Man Made Diamonds: Production Progress
Man made diamonds grew into a profitable business for GE. As the technology improved, so did the product. Today, nearly 90% of all diamonds used in industry are man made diamonds. But these tiny crystals would never be gems. GE was able to grow larger man made diamonds in the 1970s, but they cost more to produce than the price of natural diamonds.
As the demand for diamonds goes up, so do the incentives for any would-be diamond makers hoping to cash in on the market. In post-Soviet Russia, scientists and entrepreneurs desperate for a foothold in the world economy are racing to create the perfect gem-quality man made diamond. One of them, Boris Feigelson, set up his own lab in rooms rented from the Institute of the Blind. His plan was to grow large gems from a tiny seed diamond. But this required expensive high-pressure equipment, and with little money, everything he used had to be built from scratch. To make big man made diamonds, Feigelson knew he would have to run his presses for days at a time. It was a risky proposition.
Feigelson tried repeatedly to redesign his presses to withstand higher pressures without breaking. Finally in 1995, the presses could run for the days needed to produce larger gem quality crystals. But the real science of diamond making is in the delicate chemistry of the growth cell itself. It is here that Feigelson focused his attention. At one end of the growth cell Feigelson planted a grit seed of tiny diamond. Above the seed metal solvent is placed and then the graphite source. Heat at the top causes the carbon atoms to filter out of the metal solvent to the cooler temperatures at the bottom where they latch onto the seed. If the process is regulated carefully, the seed grows. After two days of high temperature and pressure, these machines can each produce a one-carat man made diamond; large, but flawed, with telltale signs of manufacture. Much would need to be done to reduce the processing time and to improve the quality of the crystal. Boris Feigelson was not the only one trying to improve his man made diamond making method.
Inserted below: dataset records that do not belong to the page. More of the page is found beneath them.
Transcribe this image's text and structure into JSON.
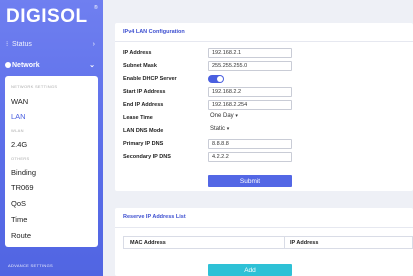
{
  "brand": {
    "logo": "DIGISOL",
    "reg": "®"
  },
  "sidebar": {
    "status_label": "Status",
    "network_label": "Network",
    "network_settings_cat": "NETWORK SETTINGS",
    "wan": "WAN",
    "lan": "LAN",
    "wlan_cat": "WLAN",
    "wlan_24": "2.4G",
    "others_cat": "OTHERS",
    "binding": "Binding",
    "tr069": "TR069",
    "qos": "QoS",
    "time": "Time",
    "route": "Route",
    "advance_settings": "ADVANCE SETTINGS"
  },
  "lan_config": {
    "title": "IPv4 LAN Configuration",
    "ip_address_label": "IP Address",
    "ip_address": "192.168.2.1",
    "subnet_mask_label": "Subnet Mask",
    "subnet_mask": "255.255.255.0",
    "dhcp_label": "Enable DHCP Server",
    "dhcp_enabled": true,
    "start_ip_label": "Start IP Address",
    "start_ip": "192.168.2.2",
    "end_ip_label": "End IP Address",
    "end_ip": "192.168.2.254",
    "lease_time_label": "Lease Time",
    "lease_time": "One Day",
    "dns_mode_label": "LAN DNS Mode",
    "dns_mode": "Static",
    "primary_dns_label": "Primary IP DNS",
    "primary_dns": "8.8.8.8",
    "secondary_dns_label": "Secondary IP DNS",
    "secondary_dns": "4.2.2.2",
    "submit": "Submit"
  },
  "reserve": {
    "title": "Reserve IP Address List",
    "col_mac": "MAC Address",
    "col_ip": "IP Address",
    "add": "Add"
  },
  "colors": {
    "accent": "#4a5fe0",
    "add_button": "#2ec1d6",
    "sidebar": "#5b6ee9"
  }
}
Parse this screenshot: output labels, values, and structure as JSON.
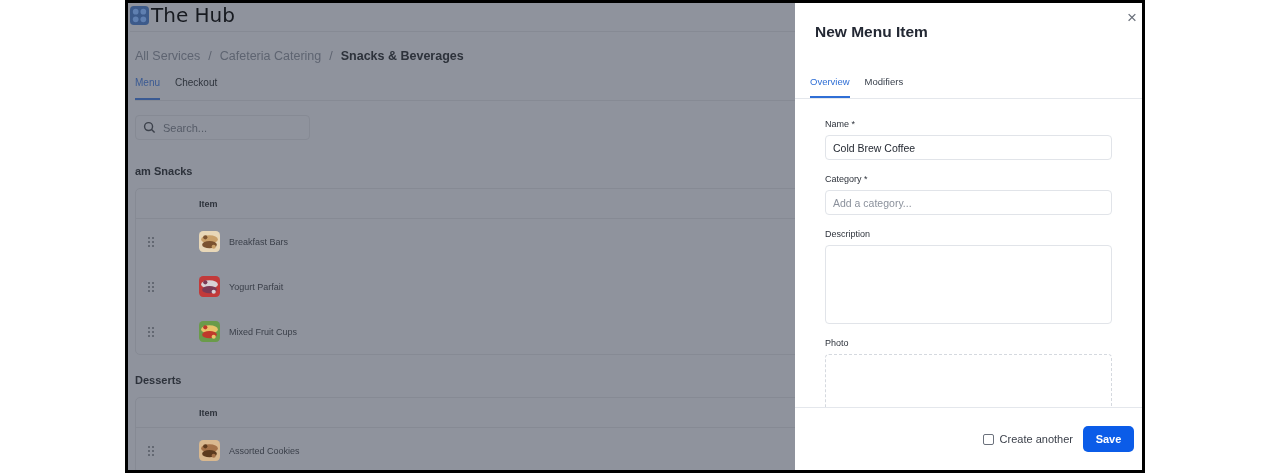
{
  "app": {
    "title": "The Hub"
  },
  "breadcrumb": [
    {
      "label": "All Services",
      "current": false
    },
    {
      "label": "Cafeteria Catering",
      "current": false
    },
    {
      "label": "Snacks & Beverages",
      "current": true
    }
  ],
  "breadcrumb_separators": [
    "/",
    "/"
  ],
  "tabs": [
    {
      "label": "Menu",
      "selected": true
    },
    {
      "label": "Checkout",
      "selected": false
    }
  ],
  "search": {
    "placeholder": "Search..."
  },
  "sections": [
    {
      "title": "am Snacks",
      "columns": [
        "Item"
      ],
      "rows": [
        {
          "item": "Breakfast Bars"
        },
        {
          "item": "Yogurt Parfait"
        },
        {
          "item": "Mixed Fruit Cups"
        }
      ]
    },
    {
      "title": "Desserts",
      "columns": [
        "Item"
      ],
      "rows": [
        {
          "item": "Assorted Cookies"
        }
      ]
    }
  ],
  "drawer": {
    "title": "New Menu Item",
    "close": "×",
    "tabs": [
      {
        "label": "Overview",
        "selected": true
      },
      {
        "label": "Modifiers",
        "selected": false
      }
    ],
    "fields": [
      {
        "label": "Name *",
        "kind": "text",
        "value": "Cold Brew Coffee"
      },
      {
        "label": "Category *",
        "kind": "text",
        "placeholder": "Add a category..."
      },
      {
        "label": "Description",
        "kind": "textarea"
      },
      {
        "label": "Photo",
        "kind": "upload"
      }
    ],
    "create_another": {
      "label": "Create another",
      "checked": false
    },
    "save": "Save"
  }
}
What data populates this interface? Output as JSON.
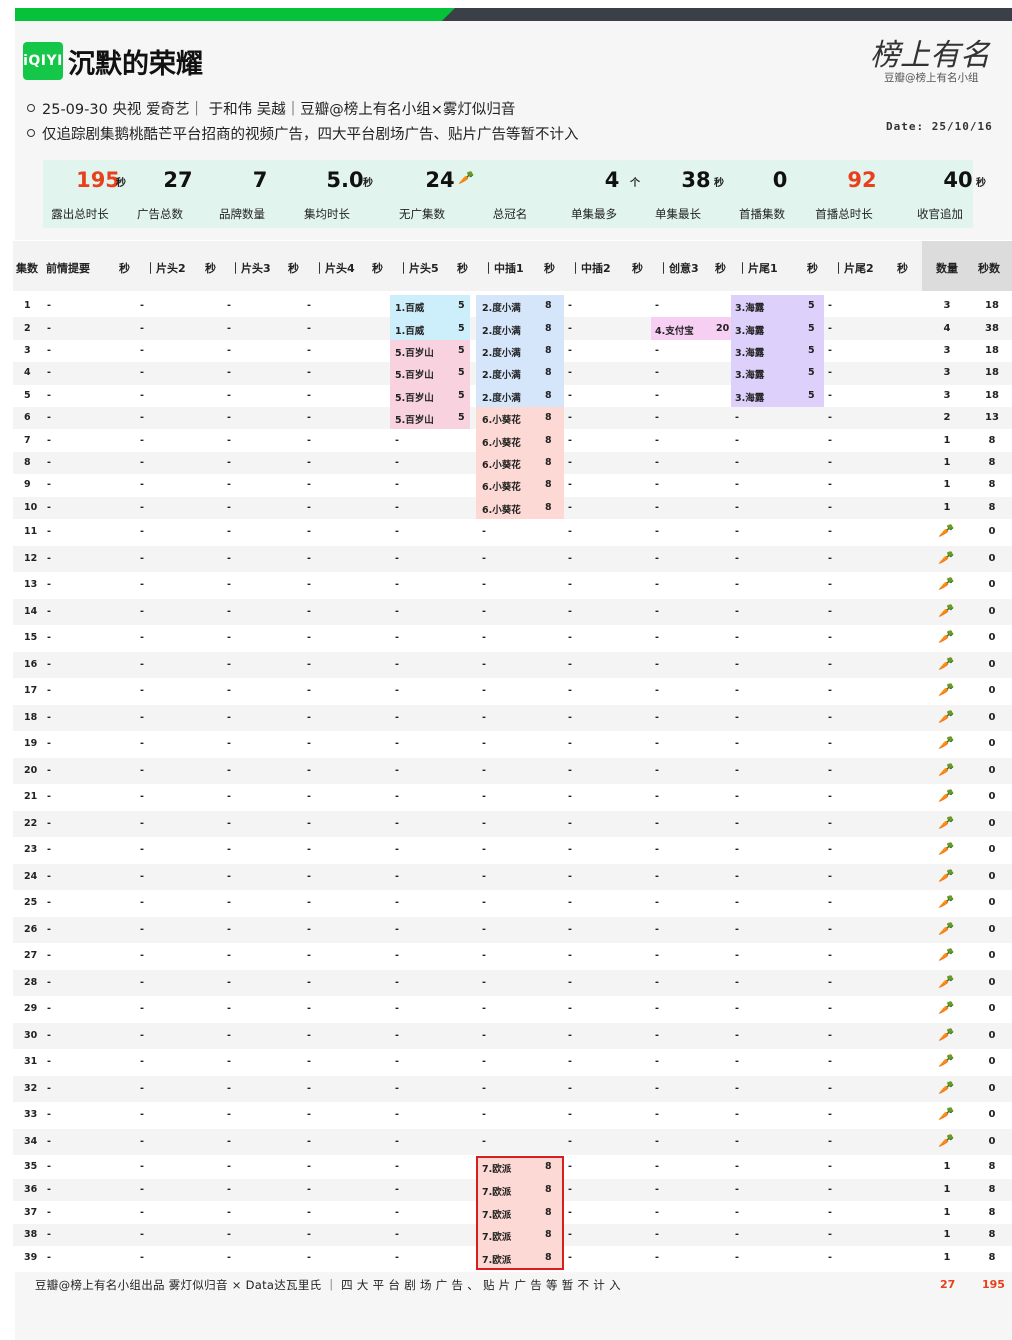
{
  "header": {
    "logo_text": "iQIYI",
    "title": "沉默的荣耀",
    "info_line1": "25-09-30 央视 爱奇艺｜ 于和伟 吴越｜豆瓣@榜上有名小组×雾灯似归音",
    "info_line2": "仅追踪剧集鹅桃酷芒平台招商的视频广告，四大平台剧场广告、贴片广告等暂不计入",
    "brand_signature": "榜上有名",
    "brand_sub": "豆瓣@榜上有名小组",
    "date": "Date: 25/10/16"
  },
  "stats": [
    {
      "value": "195",
      "unit": "秒",
      "label": "露出总时长",
      "red": true
    },
    {
      "value": "27",
      "unit": "",
      "label": "广告总数"
    },
    {
      "value": "7",
      "unit": "",
      "label": "品牌数量"
    },
    {
      "value": "5.0",
      "unit": "秒",
      "label": "集均时长"
    },
    {
      "value": "24",
      "unit": "",
      "label": "无广集数",
      "icon": "carrot-icon"
    },
    {
      "value": "",
      "unit": "",
      "label": "总冠名"
    },
    {
      "value": "4",
      "unit": "个",
      "label": "单集最多"
    },
    {
      "value": "38",
      "unit": "秒",
      "label": "单集最长"
    },
    {
      "value": "0",
      "unit": "",
      "label": "首播集数"
    },
    {
      "value": "92",
      "unit": "",
      "label": "首播总时长",
      "red": true
    },
    {
      "value": "40",
      "unit": "秒",
      "label": "收官追加"
    }
  ],
  "columns": [
    "集数",
    "前情提要",
    "秒",
    "｜片头2",
    "秒",
    "｜片头3",
    "秒",
    "｜片头4",
    "秒",
    "｜片头5",
    "秒",
    "｜中插1",
    "秒",
    "｜中插2",
    "秒",
    "｜创意3",
    "秒",
    "｜片尾1",
    "秒",
    "｜片尾2",
    "秒",
    "数量",
    "秒数"
  ],
  "dash": "-",
  "rows": [
    {
      "ep": "1",
      "p5": "1.百威",
      "p5s": "5",
      "m1": "2.度小满",
      "m1s": "8",
      "c3": "",
      "c3s": "",
      "w1": "3.海露",
      "w1s": "5",
      "n": "3",
      "t": "18"
    },
    {
      "ep": "2",
      "p5": "1.百威",
      "p5s": "5",
      "m1": "2.度小满",
      "m1s": "8",
      "c3": "4.支付宝",
      "c3s": "20",
      "w1": "3.海露",
      "w1s": "5",
      "n": "4",
      "t": "38"
    },
    {
      "ep": "3",
      "p5": "5.百岁山",
      "p5s": "5",
      "m1": "2.度小满",
      "m1s": "8",
      "c3": "",
      "c3s": "",
      "w1": "3.海露",
      "w1s": "5",
      "n": "3",
      "t": "18"
    },
    {
      "ep": "4",
      "p5": "5.百岁山",
      "p5s": "5",
      "m1": "2.度小满",
      "m1s": "8",
      "c3": "",
      "c3s": "",
      "w1": "3.海露",
      "w1s": "5",
      "n": "3",
      "t": "18"
    },
    {
      "ep": "5",
      "p5": "5.百岁山",
      "p5s": "5",
      "m1": "2.度小满",
      "m1s": "8",
      "c3": "",
      "c3s": "",
      "w1": "3.海露",
      "w1s": "5",
      "n": "3",
      "t": "18"
    },
    {
      "ep": "6",
      "p5": "5.百岁山",
      "p5s": "5",
      "m1": "6.小葵花",
      "m1s": "8",
      "c3": "",
      "c3s": "",
      "w1": "",
      "w1s": "",
      "n": "2",
      "t": "13"
    },
    {
      "ep": "7",
      "p5": "",
      "p5s": "",
      "m1": "6.小葵花",
      "m1s": "8",
      "c3": "",
      "c3s": "",
      "w1": "",
      "w1s": "",
      "n": "1",
      "t": "8"
    },
    {
      "ep": "8",
      "p5": "",
      "p5s": "",
      "m1": "6.小葵花",
      "m1s": "8",
      "c3": "",
      "c3s": "",
      "w1": "",
      "w1s": "",
      "n": "1",
      "t": "8"
    },
    {
      "ep": "9",
      "p5": "",
      "p5s": "",
      "m1": "6.小葵花",
      "m1s": "8",
      "c3": "",
      "c3s": "",
      "w1": "",
      "w1s": "",
      "n": "1",
      "t": "8"
    },
    {
      "ep": "10",
      "p5": "",
      "p5s": "",
      "m1": "6.小葵花",
      "m1s": "8",
      "c3": "",
      "c3s": "",
      "w1": "",
      "w1s": "",
      "n": "1",
      "t": "8"
    },
    {
      "ep": "11",
      "n": "carrot",
      "t": "0"
    },
    {
      "ep": "12",
      "n": "carrot",
      "t": "0"
    },
    {
      "ep": "13",
      "n": "carrot",
      "t": "0"
    },
    {
      "ep": "14",
      "n": "carrot",
      "t": "0"
    },
    {
      "ep": "15",
      "n": "carrot",
      "t": "0"
    },
    {
      "ep": "16",
      "n": "carrot",
      "t": "0"
    },
    {
      "ep": "17",
      "n": "carrot",
      "t": "0"
    },
    {
      "ep": "18",
      "n": "carrot",
      "t": "0"
    },
    {
      "ep": "19",
      "n": "carrot",
      "t": "0"
    },
    {
      "ep": "20",
      "n": "carrot",
      "t": "0"
    },
    {
      "ep": "21",
      "n": "carrot",
      "t": "0"
    },
    {
      "ep": "22",
      "n": "carrot",
      "t": "0"
    },
    {
      "ep": "23",
      "n": "carrot",
      "t": "0"
    },
    {
      "ep": "24",
      "n": "carrot",
      "t": "0"
    },
    {
      "ep": "25",
      "n": "carrot",
      "t": "0"
    },
    {
      "ep": "26",
      "n": "carrot",
      "t": "0"
    },
    {
      "ep": "27",
      "n": "carrot",
      "t": "0"
    },
    {
      "ep": "28",
      "n": "carrot",
      "t": "0"
    },
    {
      "ep": "29",
      "n": "carrot",
      "t": "0"
    },
    {
      "ep": "30",
      "n": "carrot",
      "t": "0"
    },
    {
      "ep": "31",
      "n": "carrot",
      "t": "0"
    },
    {
      "ep": "32",
      "n": "carrot",
      "t": "0"
    },
    {
      "ep": "33",
      "n": "carrot",
      "t": "0"
    },
    {
      "ep": "34",
      "n": "carrot",
      "t": "0"
    },
    {
      "ep": "35",
      "m1": "7.欧派",
      "m1s": "8",
      "n": "1",
      "t": "8"
    },
    {
      "ep": "36",
      "m1": "7.欧派",
      "m1s": "8",
      "n": "1",
      "t": "8"
    },
    {
      "ep": "37",
      "m1": "7.欧派",
      "m1s": "8",
      "n": "1",
      "t": "8"
    },
    {
      "ep": "38",
      "m1": "7.欧派",
      "m1s": "8",
      "n": "1",
      "t": "8"
    },
    {
      "ep": "39",
      "m1": "7.欧派",
      "m1s": "8",
      "n": "1",
      "t": "8"
    }
  ],
  "brand_colors": {
    "1.百威": "#cdeefb",
    "5.百岁山": "#f8d3df",
    "2.度小满": "#d5e6fb",
    "6.小葵花": "#fcd9d4",
    "7.欧派": "#fcd9d4",
    "4.支付宝": "#f6cff3",
    "3.海露": "#ddd0fb"
  },
  "footer": {
    "text": "豆瓣@榜上有名小组出品  雾灯似归音 × Data达瓦里氏 ｜ 四 大 平 台 剧 场 广 告 、 贴 片 广 告 等 暂 不 计 入",
    "total_count": "27",
    "total_seconds": "195"
  },
  "colors": {
    "accent_green": "#06c23a",
    "accent_red": "#e8401c",
    "stats_bg": "#e1f4ee"
  }
}
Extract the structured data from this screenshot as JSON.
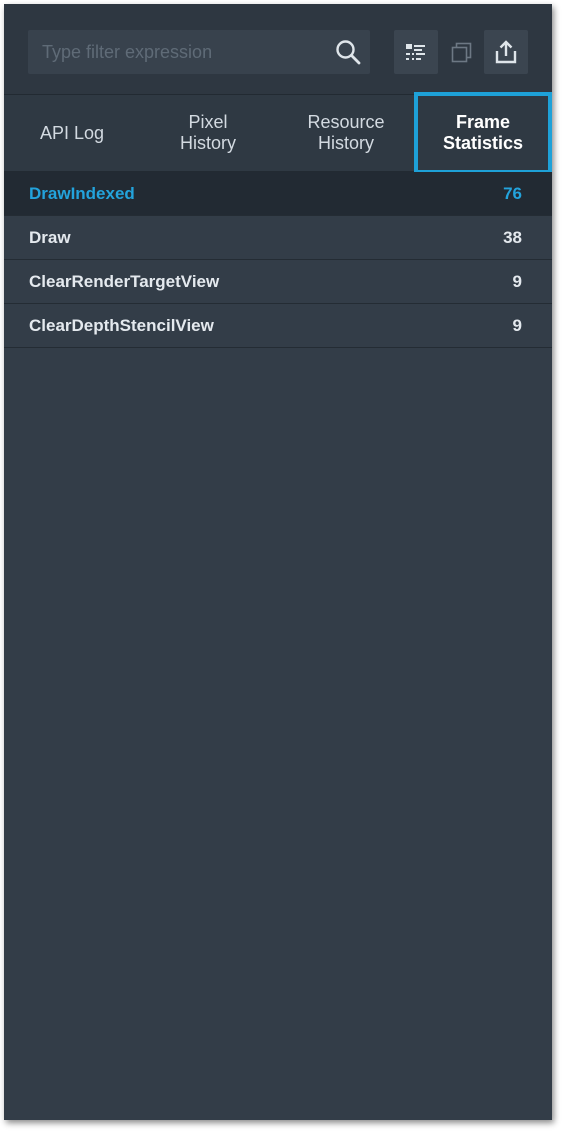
{
  "toolbar": {
    "search_placeholder": "Type filter expression",
    "search_value": "",
    "icons": {
      "search": "search-icon",
      "list_view": "list-view-icon",
      "copy": "copy-icon",
      "export": "export-icon"
    }
  },
  "tabs": [
    {
      "label": "API Log",
      "active": false
    },
    {
      "label": "Pixel\nHistory",
      "active": false
    },
    {
      "label": "Resource\nHistory",
      "active": false
    },
    {
      "label": "Frame\nStatistics",
      "active": true
    }
  ],
  "stats": [
    {
      "name": "DrawIndexed",
      "count": "76",
      "selected": true
    },
    {
      "name": "Draw",
      "count": "38",
      "selected": false
    },
    {
      "name": "ClearRenderTargetView",
      "count": "9",
      "selected": false
    },
    {
      "name": "ClearDepthStencilView",
      "count": "9",
      "selected": false
    }
  ],
  "colors": {
    "panel_bg": "#333d48",
    "accent": "#1ea1d8",
    "selected_text": "#23a3dc"
  }
}
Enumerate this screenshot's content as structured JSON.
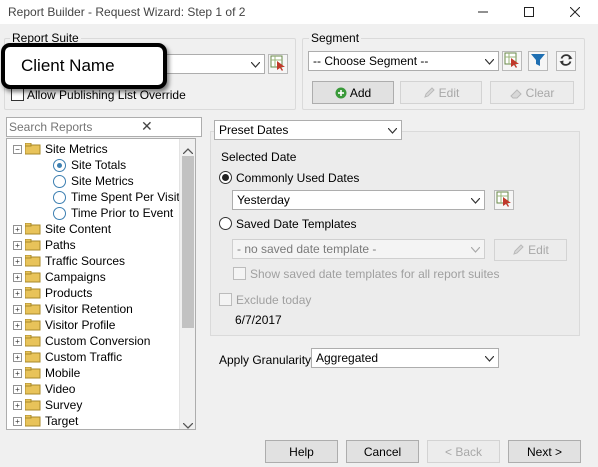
{
  "window": {
    "title": "Report Builder - Request Wizard: Step 1 of 2",
    "minimize_icon": "minimize-icon",
    "maximize_icon": "maximize-icon",
    "close_icon": "close-icon"
  },
  "report_suite": {
    "label": "Report Suite",
    "value": "",
    "callout_text": "Client Name",
    "allow_override_label": "Allow Publishing List Override"
  },
  "segment": {
    "label": "Segment",
    "value": "-- Choose Segment --",
    "add_label": "Add",
    "edit_label": "Edit",
    "clear_label": "Clear"
  },
  "search": {
    "placeholder": "Search Reports",
    "clear_glyph": "✕"
  },
  "tree": {
    "items": [
      {
        "label": "Site Metrics",
        "type": "folder",
        "expanded": true
      },
      {
        "label": "Site Totals",
        "type": "radio",
        "selected": true
      },
      {
        "label": "Site Metrics",
        "type": "radio"
      },
      {
        "label": "Time Spent Per Visit",
        "type": "radio"
      },
      {
        "label": "Time Prior to Event",
        "type": "radio"
      },
      {
        "label": "Site Content",
        "type": "folder"
      },
      {
        "label": "Paths",
        "type": "folder"
      },
      {
        "label": "Traffic Sources",
        "type": "folder"
      },
      {
        "label": "Campaigns",
        "type": "folder"
      },
      {
        "label": "Products",
        "type": "folder"
      },
      {
        "label": "Visitor Retention",
        "type": "folder"
      },
      {
        "label": "Visitor Profile",
        "type": "folder"
      },
      {
        "label": "Custom Conversion",
        "type": "folder"
      },
      {
        "label": "Custom Traffic",
        "type": "folder"
      },
      {
        "label": "Mobile",
        "type": "folder"
      },
      {
        "label": "Video",
        "type": "folder"
      },
      {
        "label": "Survey",
        "type": "folder"
      },
      {
        "label": "Target",
        "type": "folder"
      }
    ]
  },
  "dates": {
    "preset_label": "Preset Dates",
    "selected_date_label": "Selected Date",
    "common_label": "Commonly Used Dates",
    "common_value": "Yesterday",
    "saved_label": "Saved Date Templates",
    "saved_value": "- no saved date template -",
    "saved_edit_label": "Edit",
    "show_all_label": "Show saved date templates for all report suites",
    "exclude_today_label": "Exclude today",
    "date_value": "6/7/2017"
  },
  "granularity": {
    "label": "Apply Granularity",
    "value": "Aggregated"
  },
  "footer": {
    "help_label": "Help",
    "cancel_label": "Cancel",
    "back_label": "< Back",
    "next_label": "Next >"
  },
  "colors": {
    "filter_icon": "#1f6fb2",
    "red_arrow": "#c0392b",
    "folder": "#e8c35a",
    "add_icon": "#3a9a3a"
  }
}
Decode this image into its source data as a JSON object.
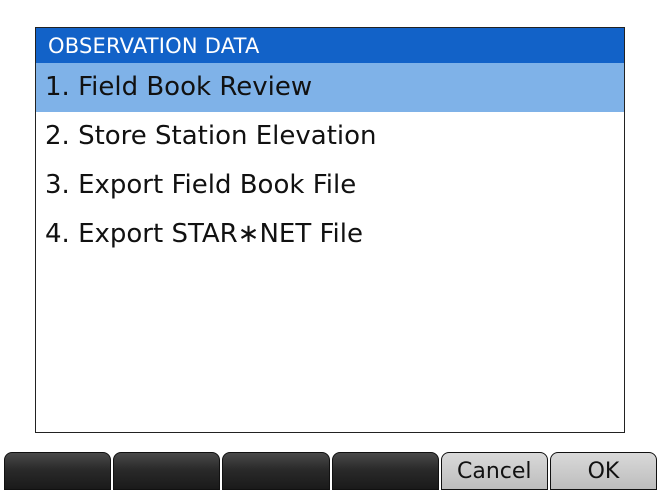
{
  "dialog": {
    "title": "OBSERVATION DATA",
    "items": [
      {
        "label": "1. Field Book Review",
        "selected": true
      },
      {
        "label": "2. Store Station Elevation",
        "selected": false
      },
      {
        "label": "3. Export Field Book File",
        "selected": false
      },
      {
        "label": "4. Export STAR∗NET File",
        "selected": false
      }
    ]
  },
  "softkeys": {
    "key1": "",
    "key2": "",
    "key3": "",
    "key4": "",
    "cancel": "Cancel",
    "ok": "OK"
  },
  "colors": {
    "title_bar": "#1262c8",
    "selection": "#7fb2e8"
  }
}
There were at least five labs spread around the old Soviet Union, from Moscow to Siberia. And even though their man made diamonds were yellow in color and far from flawless, they were enough to set the alarm bells ringing at De Beers. De Beers, in fact, has been concerned about the threat of man made diamonds for years. Part of its defense has involved developing its own methods for growing man made diamond crystals.